Человек с бриллиантовой рукой. К 100-летию Леонида Гайдая - стр. 6
И конечно, Гайдай опередил свое время. У него было кино, состоящее не из цитат, а из реприз. Естественно, что Савва Кулиш рассказывал о «Женихе с того света» на уровне замысла. Как и положено будущему автору, уже первый среднеметражный фильм – квинтэссенция режиссерской манеры, в нем уже все есть. Тут я не принижаю заслуг сценаристов, но коренником был Гайдай, у которого даже в работе с классиками, как и просто в работе с жанром, первичны были пробы стиля. Кстати, сам Кулиш считал, и говорил об этом не раз, в том числе автору этих строк, что у них с Владимиром Мотылем и Геннадием Полокой была своя группа (можно сюда добавить Николая Рашеева и Александра Митту), поставившая именно жанр во главу угла.

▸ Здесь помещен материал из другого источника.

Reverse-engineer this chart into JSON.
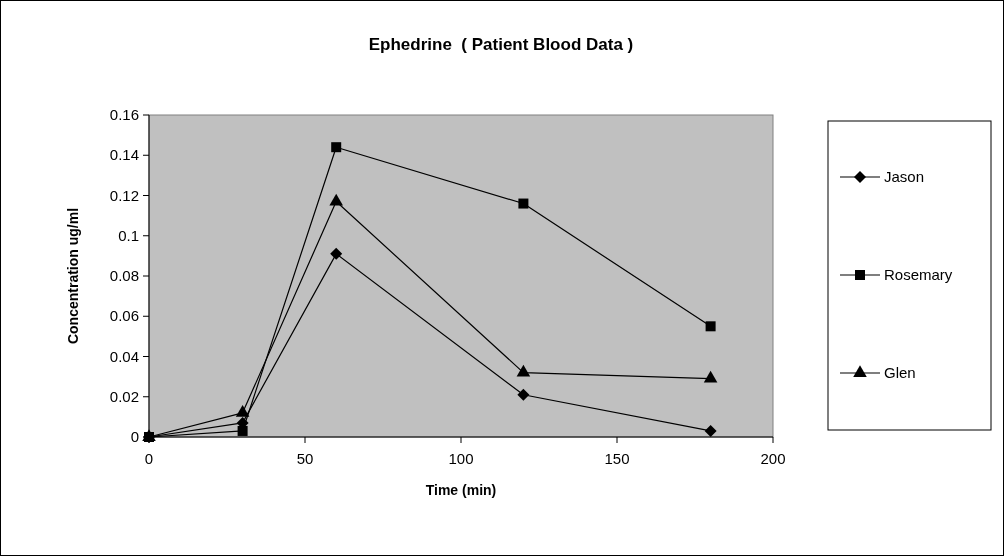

При этом он, жанр, еще и постоянно мутировал. Да и такой сугубый реалист, как Виталий Мельников, начинал с «Начальника Чукотки», то есть опыта в оттепельном жанре. Но на Гайдая все они, думаю, не ориентировались. Слишком близко он был, хотя уже и немного классик. С этим особо и не поспоришь где-нибудь в конце 1960‐х – начале 1970‐х. Соблазна интеллектуальных подтекстов жанровые опыты советских комедиографов и циркачей никогда не избегали.

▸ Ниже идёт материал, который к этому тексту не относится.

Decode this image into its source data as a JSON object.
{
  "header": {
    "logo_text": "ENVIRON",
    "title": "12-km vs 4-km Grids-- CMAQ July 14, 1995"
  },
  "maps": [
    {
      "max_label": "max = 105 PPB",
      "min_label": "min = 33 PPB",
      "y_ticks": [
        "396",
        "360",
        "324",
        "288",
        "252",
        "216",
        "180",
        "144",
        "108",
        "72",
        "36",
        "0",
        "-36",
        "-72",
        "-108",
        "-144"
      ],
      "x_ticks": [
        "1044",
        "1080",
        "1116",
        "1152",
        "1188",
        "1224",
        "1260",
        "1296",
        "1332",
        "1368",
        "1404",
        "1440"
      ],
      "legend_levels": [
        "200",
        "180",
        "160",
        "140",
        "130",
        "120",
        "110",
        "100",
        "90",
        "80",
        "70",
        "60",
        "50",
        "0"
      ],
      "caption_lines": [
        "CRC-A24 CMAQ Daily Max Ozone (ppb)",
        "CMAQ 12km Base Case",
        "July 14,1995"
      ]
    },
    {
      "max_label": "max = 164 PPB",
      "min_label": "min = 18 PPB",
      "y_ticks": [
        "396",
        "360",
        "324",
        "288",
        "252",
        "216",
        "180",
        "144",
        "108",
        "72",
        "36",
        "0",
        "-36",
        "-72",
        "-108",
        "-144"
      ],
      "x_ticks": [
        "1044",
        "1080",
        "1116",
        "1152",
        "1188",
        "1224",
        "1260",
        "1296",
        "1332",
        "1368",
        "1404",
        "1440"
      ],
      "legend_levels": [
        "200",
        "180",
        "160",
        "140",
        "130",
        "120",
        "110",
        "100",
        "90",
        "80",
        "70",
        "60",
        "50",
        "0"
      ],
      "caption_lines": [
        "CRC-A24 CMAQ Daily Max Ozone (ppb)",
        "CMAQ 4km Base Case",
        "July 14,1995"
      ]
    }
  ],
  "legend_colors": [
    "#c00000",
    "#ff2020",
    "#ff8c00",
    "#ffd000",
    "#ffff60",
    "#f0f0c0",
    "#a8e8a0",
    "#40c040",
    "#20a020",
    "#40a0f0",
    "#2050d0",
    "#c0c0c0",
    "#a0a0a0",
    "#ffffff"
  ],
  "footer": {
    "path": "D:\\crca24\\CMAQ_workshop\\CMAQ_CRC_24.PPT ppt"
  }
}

Рассуждая непосредственно о фильмах гения, замечу, что у них есть одно общее свойство. Он заняты поиском эксцентрических ситуаций или же просто гэгов в жизни советского социума. Причем их непосредственного проявления в этой жизни. В целом проблема эволюции Гайдая так пока и не поставлена. Сергей Добротворский обронил в упомянутой статье проницательное замечание, что критика настаивала на том, чтобы Гайдай стал более респектабельным, обратился к классике, но как только это начало происходить, как он, и это вдруг выяснилось, чуть себя не потерял. Хотя неудачными оказались как раз возвратившиеся в современность комедии начала 1980‐х – «Спортлото-82» и «Опасно для жизни», если не считать откровенного провала с экранизацией финской классики – «За спичками» Майю Лассила. Там причина была прозаическая – совместное производство и, как следствие, двойная цензура.
А если вернуться в 1970‐е и рассмотреть их как единый текст, то мы увидим фрагментарно воссозданный универсум классической советской комедии – эксцентрической и лирической. В «Двенадцати стульях» найдем буквальную, хоть и развернутую цитату из «Дома на Трубной» Бориса Барнета: «…был тот ералаш, который бывает только на конских ярмарках». Там же – камео самого Гайдая, персонажа которого «обманули». И то правда – другое время, хотя камео вполне в духе Хичкока, о сближениях с которым посвятил большую часть своего обзора Сергей Добротворский. Насыщен цитатами из немого кино и ретро-шедевр по Зощенко «Не может быть!». Но его персонажи – еще и плоть от плоти полным ходом идущего застойного нео-нэпа, то есть мещан, медленно, но верно вытеснивших романтиков-шестидесятников. Именно «перезагруженные» персонажи Зощенко вместо триады «православие – самодержавие – народность», вдохновлявшей их крепких предков конца XIX века, тихо, но неоспоримо внедрили «потребительский» треугольник: Квартира – Машина – Дача. Оставалось только реабилитировать частную собственность на средства производства, что в конце концов и произошло.